De investeringen uit de Golf begonnen eind jaren 2000. De lancering van de Qatarese zender Al-Jazeera Balkans in Sarajevo had een grote invloed. Om het proces te faciliteren, schafte Bosnië en Herzegovina de visumplicht voor de meeste Golfmonarchieën af. De investeringen uit Koeweit, Saoedi-Arabië en de Emiraten stegen van 85 miljoen euro in 2008 tot 204 miljoen euro in 2014. Gelijktijdig verhonderdvoudigde het aantal bezoekers uit de Emiraten tussen 2010 en 2015: van 65 naar 7265. In 2016 zullen dat er dubbel zoveel zijn als in 2015. De Emiraten staan voor het eerst in de top tien. Het aantal bezoekers uit Koeweit vertienvoudigde in dezelfde periode, van 645 naar 7401. In 2014 stond Koeweit op de zesde plaats van grootste investerende landen in Bosnië en Herzegovina, met 14 miljoen euro. Ze investeren vooral in vastgoed.
‘Tot vijf jaar geleden was Bosnië onbekend bij de meeste Golfarabieren’, zegt analist Asja Hadziefendić in haar rokerige kantoortje in het Bureau voor Toerisme.
‘Sinds het begin van de Arabische opstanden zoeken ze nieuwe bestemmingen.’ Volgens Hadziefendić gebeurt veel in de grijze zone, want Golfarabieren mogen volgens de Bosnische wet geen eigendom bezitten in Bosnië.
‘Dus sluiten we met onze klanten een huurcontract van 99 jaar af’, zegt Al-Kulaib. ‘Ik vroeg de Bosnische ambassadeur in Koeweit om Koeweiti’s toe te laten eigendom te bezitten in Bosnië. Sinds vorige week richten we ons ook tot de Bosnische diaspora.’
Op het dakterras van een van de luxeflats laat Rijad Sinyora, assistent van Al-Kulaib, zijn fantasie de vrije loop: ‘Stel je voor, hier bij zonsondergang, met een kopje koffie en de waterpijp. In de winter kan je ’s ochtends skiën, ’s middag zwemmen in het thermaalbad en ’s avonds heerlijk dineren.’
Sinyora maakte als tiener de belegering van Sarajevo mee. In die zelfde periode zamelde Al-Kulaib aan de universiteit geld in voor Sarajevo. Vandaag kruisen hun levenspaden.
De getraumatiseerde Bosnische werknemer springt op de ark om zich te beschermen tegen de storm die de zwaksten verplettert; hij weet dat in dit land de wet van de sterkste geldt. De vrolijke Arabische werkgever doet wat hij goed doet: speculeren, investeren en bouwen. ‘Sommige klanten kopen een huis en houden het tot de prijzen stijgen, om het daarna verder te verkopen. Een investering’, zegt hij.

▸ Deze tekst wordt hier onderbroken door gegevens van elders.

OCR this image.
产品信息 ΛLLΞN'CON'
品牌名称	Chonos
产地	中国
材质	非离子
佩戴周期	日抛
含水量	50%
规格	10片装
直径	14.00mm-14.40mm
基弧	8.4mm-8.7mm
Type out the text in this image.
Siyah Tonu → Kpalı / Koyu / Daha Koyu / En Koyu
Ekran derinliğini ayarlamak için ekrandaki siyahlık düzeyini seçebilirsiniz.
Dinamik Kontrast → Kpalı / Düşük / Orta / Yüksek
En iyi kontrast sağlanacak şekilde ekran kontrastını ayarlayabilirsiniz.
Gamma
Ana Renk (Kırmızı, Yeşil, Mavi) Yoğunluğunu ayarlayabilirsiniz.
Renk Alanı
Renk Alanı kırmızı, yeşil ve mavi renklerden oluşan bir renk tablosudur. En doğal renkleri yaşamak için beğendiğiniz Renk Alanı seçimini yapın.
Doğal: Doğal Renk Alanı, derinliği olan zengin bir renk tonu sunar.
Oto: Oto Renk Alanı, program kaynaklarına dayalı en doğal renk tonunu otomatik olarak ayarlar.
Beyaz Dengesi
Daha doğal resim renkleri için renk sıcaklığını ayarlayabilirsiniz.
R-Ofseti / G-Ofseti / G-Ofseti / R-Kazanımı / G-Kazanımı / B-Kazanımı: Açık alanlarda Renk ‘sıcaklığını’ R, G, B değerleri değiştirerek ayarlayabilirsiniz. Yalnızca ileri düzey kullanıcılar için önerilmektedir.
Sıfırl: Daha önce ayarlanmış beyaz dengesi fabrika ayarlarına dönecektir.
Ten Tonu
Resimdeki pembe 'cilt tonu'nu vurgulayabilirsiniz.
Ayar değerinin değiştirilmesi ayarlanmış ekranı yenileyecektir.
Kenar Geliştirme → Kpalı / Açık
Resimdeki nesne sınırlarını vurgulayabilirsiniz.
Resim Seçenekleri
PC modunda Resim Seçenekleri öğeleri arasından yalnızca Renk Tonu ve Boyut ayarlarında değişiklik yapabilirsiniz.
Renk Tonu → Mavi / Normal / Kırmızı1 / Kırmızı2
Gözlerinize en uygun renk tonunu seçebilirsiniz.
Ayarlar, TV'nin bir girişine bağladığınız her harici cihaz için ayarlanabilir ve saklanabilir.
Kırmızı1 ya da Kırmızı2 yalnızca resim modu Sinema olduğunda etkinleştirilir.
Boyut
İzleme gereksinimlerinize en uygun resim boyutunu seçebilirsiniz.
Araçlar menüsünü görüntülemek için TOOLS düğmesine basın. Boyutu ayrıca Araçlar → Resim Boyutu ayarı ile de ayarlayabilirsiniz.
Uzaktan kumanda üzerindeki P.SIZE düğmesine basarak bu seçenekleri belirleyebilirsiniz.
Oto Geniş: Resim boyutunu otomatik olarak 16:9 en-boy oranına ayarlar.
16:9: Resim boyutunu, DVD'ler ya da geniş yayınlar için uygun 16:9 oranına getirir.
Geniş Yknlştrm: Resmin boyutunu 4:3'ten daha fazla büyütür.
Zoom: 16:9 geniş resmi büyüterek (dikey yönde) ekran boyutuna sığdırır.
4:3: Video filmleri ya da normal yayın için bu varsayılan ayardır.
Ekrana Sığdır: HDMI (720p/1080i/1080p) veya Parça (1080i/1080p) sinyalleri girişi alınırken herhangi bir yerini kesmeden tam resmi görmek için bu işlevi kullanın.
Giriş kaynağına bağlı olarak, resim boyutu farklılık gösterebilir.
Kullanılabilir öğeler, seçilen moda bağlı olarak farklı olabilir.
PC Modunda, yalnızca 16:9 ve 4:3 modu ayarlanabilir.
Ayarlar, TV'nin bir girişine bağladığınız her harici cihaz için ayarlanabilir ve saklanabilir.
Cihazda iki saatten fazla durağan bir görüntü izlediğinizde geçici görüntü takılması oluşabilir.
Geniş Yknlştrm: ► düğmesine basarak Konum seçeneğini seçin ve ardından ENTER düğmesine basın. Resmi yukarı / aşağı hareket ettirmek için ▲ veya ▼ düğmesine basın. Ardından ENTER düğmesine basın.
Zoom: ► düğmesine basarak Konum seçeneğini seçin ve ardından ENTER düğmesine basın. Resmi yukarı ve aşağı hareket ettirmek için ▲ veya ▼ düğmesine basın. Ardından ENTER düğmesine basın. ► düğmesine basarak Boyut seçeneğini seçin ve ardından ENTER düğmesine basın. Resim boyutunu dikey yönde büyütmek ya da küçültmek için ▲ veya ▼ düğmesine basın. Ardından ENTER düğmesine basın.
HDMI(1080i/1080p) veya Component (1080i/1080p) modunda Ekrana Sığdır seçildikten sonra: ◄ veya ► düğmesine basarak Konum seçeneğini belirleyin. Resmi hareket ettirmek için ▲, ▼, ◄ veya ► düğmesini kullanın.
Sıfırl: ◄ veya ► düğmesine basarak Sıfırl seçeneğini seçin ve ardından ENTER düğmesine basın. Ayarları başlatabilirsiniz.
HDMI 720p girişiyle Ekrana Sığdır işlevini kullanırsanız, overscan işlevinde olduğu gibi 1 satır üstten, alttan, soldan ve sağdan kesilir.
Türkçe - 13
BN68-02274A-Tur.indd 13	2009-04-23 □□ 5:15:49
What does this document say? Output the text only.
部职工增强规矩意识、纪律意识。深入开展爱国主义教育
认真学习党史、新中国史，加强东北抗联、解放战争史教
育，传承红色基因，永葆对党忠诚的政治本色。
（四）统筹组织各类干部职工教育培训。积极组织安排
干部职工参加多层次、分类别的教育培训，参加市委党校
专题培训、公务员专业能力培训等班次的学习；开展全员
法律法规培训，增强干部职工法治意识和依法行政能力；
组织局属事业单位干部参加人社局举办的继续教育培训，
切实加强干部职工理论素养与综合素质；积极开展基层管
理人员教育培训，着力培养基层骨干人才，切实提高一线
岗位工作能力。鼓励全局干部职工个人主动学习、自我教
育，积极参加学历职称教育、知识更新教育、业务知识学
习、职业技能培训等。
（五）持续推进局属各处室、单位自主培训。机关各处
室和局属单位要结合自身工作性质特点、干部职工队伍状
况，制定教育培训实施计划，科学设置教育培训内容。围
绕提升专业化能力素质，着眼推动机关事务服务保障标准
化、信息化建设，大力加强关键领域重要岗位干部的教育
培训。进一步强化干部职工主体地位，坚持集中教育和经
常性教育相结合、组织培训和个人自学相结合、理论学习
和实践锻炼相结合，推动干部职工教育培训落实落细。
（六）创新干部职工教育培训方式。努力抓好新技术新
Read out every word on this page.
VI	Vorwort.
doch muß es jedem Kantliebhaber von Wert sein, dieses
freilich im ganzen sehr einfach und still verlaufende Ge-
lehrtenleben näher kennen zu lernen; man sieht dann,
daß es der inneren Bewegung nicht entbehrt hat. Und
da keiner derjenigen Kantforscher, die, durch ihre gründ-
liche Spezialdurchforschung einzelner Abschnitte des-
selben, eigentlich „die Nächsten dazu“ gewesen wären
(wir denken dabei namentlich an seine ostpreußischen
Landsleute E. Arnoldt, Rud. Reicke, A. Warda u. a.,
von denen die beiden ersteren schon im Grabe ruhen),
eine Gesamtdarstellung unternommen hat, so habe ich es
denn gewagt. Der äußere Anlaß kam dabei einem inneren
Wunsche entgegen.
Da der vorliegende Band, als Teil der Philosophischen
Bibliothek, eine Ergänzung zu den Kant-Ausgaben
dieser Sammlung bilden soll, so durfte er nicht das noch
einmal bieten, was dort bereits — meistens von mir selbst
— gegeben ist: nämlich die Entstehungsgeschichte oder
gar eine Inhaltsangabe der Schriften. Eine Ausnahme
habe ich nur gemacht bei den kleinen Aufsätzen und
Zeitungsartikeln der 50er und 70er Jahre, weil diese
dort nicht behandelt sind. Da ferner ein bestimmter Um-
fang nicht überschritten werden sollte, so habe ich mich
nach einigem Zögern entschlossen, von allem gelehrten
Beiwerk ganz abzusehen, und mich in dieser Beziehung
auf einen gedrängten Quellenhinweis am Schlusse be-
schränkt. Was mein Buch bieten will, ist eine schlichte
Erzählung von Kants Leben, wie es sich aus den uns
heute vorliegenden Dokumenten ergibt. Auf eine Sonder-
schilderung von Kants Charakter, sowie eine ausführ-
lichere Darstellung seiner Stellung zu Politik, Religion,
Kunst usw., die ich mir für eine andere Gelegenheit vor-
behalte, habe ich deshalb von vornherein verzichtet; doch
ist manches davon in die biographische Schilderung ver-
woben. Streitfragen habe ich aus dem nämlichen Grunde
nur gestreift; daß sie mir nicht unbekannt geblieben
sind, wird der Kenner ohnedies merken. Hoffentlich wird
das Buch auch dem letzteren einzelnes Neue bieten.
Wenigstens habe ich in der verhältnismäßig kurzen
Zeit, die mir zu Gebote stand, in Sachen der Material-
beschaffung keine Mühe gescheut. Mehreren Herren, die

Onder aan de heuvel ligt het Bosnische dorpje Blazuj. Een vrouw drijft schapen naar de velden. Haar levensonderhoud kost bijna twee keer meer dan het gemiddelde Bosnische maandloon van 300 euro. Ze kijkt op naar de U-vormige ring van luxeappartementen die Al-Diyar op de markt brengt voor mensen met een maandloon van 3500 euro, de lagere middenklasse van de Arabische Golf.
Ze ziet ook al een hek. Later komen de camera’s en alarmsystemen die in contact staan met de lokale politie van Ilidža.
Publiek privédomein
Het Saoedische vastgoedbedrijf Al-Shiddi Group spreekt de rijkere Golfarabieren aan. Volgens Al-Kulaib verkopen zij aan de vrienden van directeur Suleiman al-Shiddi: diplomaten, politici en andere invloedrijke mensen.
Pr-manager Lejla Baraković beaamt dat ze duurder zijn dan de anderen. Al-Shiddi investeert 35 miljoen euro in Poljine Hills, een gated community van 211 villa’s gespreid over 180.000 vierkante meter in deelgemeente Vogošća.
‘Lokale Bosnische klanten hebben we niet, zij kunnen zich onze villa’s niet veroorloven’, zegt Baraković onderweg naar Poljine Hills. ‘Een werkend stel met een degelijk loon zou een lening van de bank kunnen krijgen, maar in een land met de hoogste werkloosheidscijfers van heel Europa (27,9%, nvdr.) vrezen mensen dat ze niet zomaar een nieuwe baan vinden als ze plots werkloos zouden worden. Een drama als ze dan schulden bij de bank hebben.’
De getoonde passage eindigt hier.